Concordance also creates an opportunity to give the debate around choice more force because it suggests that patients should be intimately involved in choosing the things that matter to them — such as treatment and care plans — and rejecting the things that they think are less important, the report says.

If concordance is allowed to rise to the top of the medicines agenda it would have a profound effect on the development of health services and new medicines, Demos suggests.

The focus, Demos says, would change from one that concentrated on developing ever more powerful drugs to one, which is already emerging, centred on improving patient information and patient decision aids.

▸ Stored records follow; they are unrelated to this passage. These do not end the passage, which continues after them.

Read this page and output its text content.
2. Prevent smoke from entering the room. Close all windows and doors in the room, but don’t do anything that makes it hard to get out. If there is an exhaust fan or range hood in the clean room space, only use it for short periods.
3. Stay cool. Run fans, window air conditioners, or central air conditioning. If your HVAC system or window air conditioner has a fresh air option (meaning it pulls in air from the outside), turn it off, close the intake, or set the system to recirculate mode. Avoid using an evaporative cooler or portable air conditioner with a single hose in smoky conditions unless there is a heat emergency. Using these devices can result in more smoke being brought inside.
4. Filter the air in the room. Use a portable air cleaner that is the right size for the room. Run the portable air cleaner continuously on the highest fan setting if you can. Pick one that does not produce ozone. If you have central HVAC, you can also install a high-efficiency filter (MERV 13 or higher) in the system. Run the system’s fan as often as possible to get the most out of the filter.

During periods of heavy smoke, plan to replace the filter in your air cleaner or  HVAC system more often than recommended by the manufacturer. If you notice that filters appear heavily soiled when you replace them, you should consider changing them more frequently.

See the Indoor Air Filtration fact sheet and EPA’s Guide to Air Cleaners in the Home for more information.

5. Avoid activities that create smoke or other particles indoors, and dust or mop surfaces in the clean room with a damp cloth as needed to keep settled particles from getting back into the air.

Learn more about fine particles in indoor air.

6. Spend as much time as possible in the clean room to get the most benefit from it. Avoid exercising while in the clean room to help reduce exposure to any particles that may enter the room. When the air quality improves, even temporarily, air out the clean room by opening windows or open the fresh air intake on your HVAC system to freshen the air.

Demos refers to an editorial in the BMJ (11 October 2003), which said that “concordance doesn’t come easy” but adds: “Given that compliance, coercion and other approaches have routinely failed, it is worth working out how to make concordance work.”

The report’s author Jack Stilgoe said at its launch: “Patients are becoming experts too and the NHS needs to acknowledge this and listen to them. As Lord Darzi puts the finishing touches to his review on the future of the NHS the focus should be less about the mechanics of the system and more about the people who are at the heart of healthcare.”

Among its recommendations Demos suggests that GPs and patients with chronic conditions should establish “outcome statements” that spell out shared goals; patients with long-term conditions should be given personal budgets to design their own package of healthcare.

They should also be given patient packs detailing what they can expect from consultations, what their rights are and what kind of questions to ask healthcare professionals to ensure they get the most out of their care.

The think tank also calls on the Government to create what it calls “Wikirecords” — online accessible patient records that patients can contribute to and comment on.